As most of the fashion world is aware by now, Chanel hosted its Cruise 2014/15 presentation in Dubai this week: An event held under a bespoke building framed by an elegant Arabesque-style interlocking lattice, with traditional Middle Eastern coffee being served on arrival and shisha in the Bedouin tents on the sand outside, on the private Hamdan Island just off the coast of the Emirate (naturally).
Once the collection made its appearance on the runway surrounded by editors and friends of the brand sitting on low floor cushions, it was clear that Karl Lagerfeld had applied chic Arabian influences throughout, from Jalabiya silhouettes to splashes of red and white keffiyeh print on dresses. The accessories were a little more obvious however, and have divided opinion.

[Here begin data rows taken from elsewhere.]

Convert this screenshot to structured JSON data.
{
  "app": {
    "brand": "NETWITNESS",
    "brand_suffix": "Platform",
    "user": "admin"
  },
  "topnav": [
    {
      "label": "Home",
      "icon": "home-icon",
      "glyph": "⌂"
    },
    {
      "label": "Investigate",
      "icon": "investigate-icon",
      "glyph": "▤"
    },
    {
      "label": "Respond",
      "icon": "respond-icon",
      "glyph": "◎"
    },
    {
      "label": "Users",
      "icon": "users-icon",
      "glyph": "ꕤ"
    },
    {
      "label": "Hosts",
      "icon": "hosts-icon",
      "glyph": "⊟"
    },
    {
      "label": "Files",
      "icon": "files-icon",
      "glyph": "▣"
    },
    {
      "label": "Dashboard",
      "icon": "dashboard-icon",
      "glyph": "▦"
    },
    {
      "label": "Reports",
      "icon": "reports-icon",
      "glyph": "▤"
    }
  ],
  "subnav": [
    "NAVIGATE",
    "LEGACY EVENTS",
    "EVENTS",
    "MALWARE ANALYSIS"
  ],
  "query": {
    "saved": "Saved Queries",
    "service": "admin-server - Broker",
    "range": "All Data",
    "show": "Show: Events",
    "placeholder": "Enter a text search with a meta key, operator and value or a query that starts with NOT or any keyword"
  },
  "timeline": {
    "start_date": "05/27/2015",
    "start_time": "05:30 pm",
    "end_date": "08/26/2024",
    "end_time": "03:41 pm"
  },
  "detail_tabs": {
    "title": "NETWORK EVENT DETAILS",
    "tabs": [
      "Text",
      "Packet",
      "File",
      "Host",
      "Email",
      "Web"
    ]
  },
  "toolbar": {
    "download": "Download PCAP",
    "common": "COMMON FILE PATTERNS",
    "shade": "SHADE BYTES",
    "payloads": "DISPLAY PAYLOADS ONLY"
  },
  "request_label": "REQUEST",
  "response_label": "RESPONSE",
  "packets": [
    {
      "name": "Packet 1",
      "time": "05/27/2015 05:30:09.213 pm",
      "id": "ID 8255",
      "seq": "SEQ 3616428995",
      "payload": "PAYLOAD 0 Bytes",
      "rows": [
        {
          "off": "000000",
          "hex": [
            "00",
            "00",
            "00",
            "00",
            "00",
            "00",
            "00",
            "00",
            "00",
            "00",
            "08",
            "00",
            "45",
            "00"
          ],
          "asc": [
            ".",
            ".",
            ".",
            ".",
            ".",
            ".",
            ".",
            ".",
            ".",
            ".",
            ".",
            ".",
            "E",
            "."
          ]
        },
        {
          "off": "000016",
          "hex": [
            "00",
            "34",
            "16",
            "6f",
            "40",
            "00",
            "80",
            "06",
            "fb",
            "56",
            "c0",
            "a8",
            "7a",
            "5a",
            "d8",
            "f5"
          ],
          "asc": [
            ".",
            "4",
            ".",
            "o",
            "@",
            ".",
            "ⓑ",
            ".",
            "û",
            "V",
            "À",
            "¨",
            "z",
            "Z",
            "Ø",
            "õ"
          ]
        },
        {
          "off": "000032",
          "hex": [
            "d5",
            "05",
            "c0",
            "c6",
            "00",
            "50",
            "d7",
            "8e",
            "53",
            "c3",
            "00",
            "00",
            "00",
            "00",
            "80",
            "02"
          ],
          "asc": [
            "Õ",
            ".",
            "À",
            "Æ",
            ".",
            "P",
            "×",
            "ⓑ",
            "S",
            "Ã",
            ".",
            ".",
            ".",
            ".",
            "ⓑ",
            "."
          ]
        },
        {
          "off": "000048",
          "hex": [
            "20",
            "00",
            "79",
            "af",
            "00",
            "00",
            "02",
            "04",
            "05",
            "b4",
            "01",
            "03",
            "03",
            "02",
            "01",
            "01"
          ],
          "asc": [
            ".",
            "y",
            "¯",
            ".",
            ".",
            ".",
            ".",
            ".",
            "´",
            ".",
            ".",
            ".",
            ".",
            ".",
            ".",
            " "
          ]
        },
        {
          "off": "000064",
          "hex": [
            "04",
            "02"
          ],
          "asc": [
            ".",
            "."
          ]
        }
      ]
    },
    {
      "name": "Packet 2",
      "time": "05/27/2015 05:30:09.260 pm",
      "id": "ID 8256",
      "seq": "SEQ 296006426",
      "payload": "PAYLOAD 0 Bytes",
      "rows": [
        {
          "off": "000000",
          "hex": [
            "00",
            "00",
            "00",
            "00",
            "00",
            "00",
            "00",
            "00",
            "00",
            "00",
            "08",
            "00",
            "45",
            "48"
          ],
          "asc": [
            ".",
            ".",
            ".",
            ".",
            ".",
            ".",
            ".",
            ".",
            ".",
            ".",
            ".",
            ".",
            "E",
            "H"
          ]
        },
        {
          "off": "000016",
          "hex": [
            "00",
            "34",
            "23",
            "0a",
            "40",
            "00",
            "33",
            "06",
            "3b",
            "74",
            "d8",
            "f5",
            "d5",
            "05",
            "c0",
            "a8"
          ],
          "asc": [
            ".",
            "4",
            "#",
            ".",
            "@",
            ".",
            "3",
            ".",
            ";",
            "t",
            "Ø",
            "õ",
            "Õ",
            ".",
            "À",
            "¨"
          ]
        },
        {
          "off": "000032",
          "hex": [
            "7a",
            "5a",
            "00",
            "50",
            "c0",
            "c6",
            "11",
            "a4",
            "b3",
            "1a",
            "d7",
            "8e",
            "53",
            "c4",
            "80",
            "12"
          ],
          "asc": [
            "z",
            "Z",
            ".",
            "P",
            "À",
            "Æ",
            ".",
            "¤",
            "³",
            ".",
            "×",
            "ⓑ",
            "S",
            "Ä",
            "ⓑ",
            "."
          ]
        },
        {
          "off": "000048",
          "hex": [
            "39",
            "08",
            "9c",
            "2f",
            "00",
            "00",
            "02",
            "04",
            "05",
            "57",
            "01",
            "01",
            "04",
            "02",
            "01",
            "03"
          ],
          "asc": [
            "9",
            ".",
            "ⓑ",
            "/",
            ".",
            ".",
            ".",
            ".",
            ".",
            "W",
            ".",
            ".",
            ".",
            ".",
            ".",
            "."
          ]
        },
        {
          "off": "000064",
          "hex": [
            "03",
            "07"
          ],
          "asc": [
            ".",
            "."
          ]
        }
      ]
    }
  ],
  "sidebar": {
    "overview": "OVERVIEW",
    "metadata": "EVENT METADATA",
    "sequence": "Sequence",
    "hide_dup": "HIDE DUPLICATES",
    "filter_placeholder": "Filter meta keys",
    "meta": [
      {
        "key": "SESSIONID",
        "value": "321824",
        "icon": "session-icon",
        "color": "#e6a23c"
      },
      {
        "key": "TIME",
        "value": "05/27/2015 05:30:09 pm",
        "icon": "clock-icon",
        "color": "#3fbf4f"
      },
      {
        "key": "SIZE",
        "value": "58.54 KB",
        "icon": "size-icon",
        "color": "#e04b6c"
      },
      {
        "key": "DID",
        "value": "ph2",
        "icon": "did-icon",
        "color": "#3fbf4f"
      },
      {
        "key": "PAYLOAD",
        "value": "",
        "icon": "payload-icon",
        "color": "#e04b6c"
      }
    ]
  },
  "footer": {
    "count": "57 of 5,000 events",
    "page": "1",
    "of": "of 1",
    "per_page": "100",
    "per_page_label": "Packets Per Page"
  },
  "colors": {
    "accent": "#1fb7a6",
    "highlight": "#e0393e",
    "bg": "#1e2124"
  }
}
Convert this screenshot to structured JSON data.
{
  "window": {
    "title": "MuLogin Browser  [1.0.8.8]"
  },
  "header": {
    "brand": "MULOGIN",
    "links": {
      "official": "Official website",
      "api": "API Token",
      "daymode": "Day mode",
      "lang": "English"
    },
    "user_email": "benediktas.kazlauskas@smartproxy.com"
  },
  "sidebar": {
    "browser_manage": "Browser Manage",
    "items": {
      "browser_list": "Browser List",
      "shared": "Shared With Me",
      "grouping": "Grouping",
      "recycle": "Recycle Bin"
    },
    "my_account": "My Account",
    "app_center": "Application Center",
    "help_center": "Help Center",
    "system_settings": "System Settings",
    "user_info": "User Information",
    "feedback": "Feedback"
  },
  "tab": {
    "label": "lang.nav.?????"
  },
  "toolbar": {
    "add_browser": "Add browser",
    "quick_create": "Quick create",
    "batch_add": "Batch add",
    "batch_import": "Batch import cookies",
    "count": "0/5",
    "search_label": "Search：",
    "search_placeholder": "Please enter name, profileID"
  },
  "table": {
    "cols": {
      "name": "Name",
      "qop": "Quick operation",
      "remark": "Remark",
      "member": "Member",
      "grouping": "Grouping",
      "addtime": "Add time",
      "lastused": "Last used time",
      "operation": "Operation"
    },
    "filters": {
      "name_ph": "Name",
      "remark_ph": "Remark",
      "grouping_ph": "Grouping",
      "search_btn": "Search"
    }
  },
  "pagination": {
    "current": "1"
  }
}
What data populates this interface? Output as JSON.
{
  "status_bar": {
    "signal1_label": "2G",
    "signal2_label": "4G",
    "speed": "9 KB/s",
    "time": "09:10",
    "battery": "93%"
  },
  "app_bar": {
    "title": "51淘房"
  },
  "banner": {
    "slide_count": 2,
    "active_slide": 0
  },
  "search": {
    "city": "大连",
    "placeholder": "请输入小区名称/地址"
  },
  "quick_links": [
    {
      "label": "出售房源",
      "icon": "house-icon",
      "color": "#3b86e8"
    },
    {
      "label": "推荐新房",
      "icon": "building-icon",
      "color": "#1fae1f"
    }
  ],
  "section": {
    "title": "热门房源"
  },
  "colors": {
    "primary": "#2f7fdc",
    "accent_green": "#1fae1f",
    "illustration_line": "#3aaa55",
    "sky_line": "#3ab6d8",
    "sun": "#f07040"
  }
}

Aside from the quite stunningly beautiful giant pearl handbag and contemporary to the core flashing LED sandals (a reference to the city of Dubai being a "futuristic megalopolis" of course), there was a quilted oil jerry can (in gold) that caused instant furore. Comments across social media popped up, calling the creation "unimaginative" – a little too 'crude', if you'll pardon the pun. "Who is going to buy that?!" people asked, claiming, "He could have referenced our culture better..." And so on.
In light of the rest of a presentation that was unquestionably respectful, with elements that married olde-meets-new Arabia in one fell swoop, it's perhaps a slight overreaction to take offence to a single item intended as a tongue-in-cheek nod towards the reason Dubai is the affluent 'megalopolis' that attracted the Karl carnival to town in the first place. We're not talking quilted stuffed camels and logo-covered Abayas, here.
Anyone who follows the brand will be familiar with it being partial to an air of novelty. In February, Chanel constructed a supermarket set up under the Grand Palais' glass ceiling during Paris Fashion Week AW14, with items like 'Coco's Pops' cereal for guests to take away at the end of the show. It was perceived by most as a comment on consumerism by way of fashion, injecting a little haute humour into what can sometimes be the most pretentious of proceedings... And it's perfectly in keeping with Lagerfeld's relentless quest for the new.
Are these items that Coco herself would approve of during her lifetime? We hasten a guess not, but for the woman who stated, "Fashion is not something that exists in dresses only. Fashion is in the sky, in the street, fashion has to do with ideas, the way we live, what is happening." – We're quite sure she would appreciate her predecessor's approach to the gloriously diverse, ever-changing world we live in today. Just like Dubai.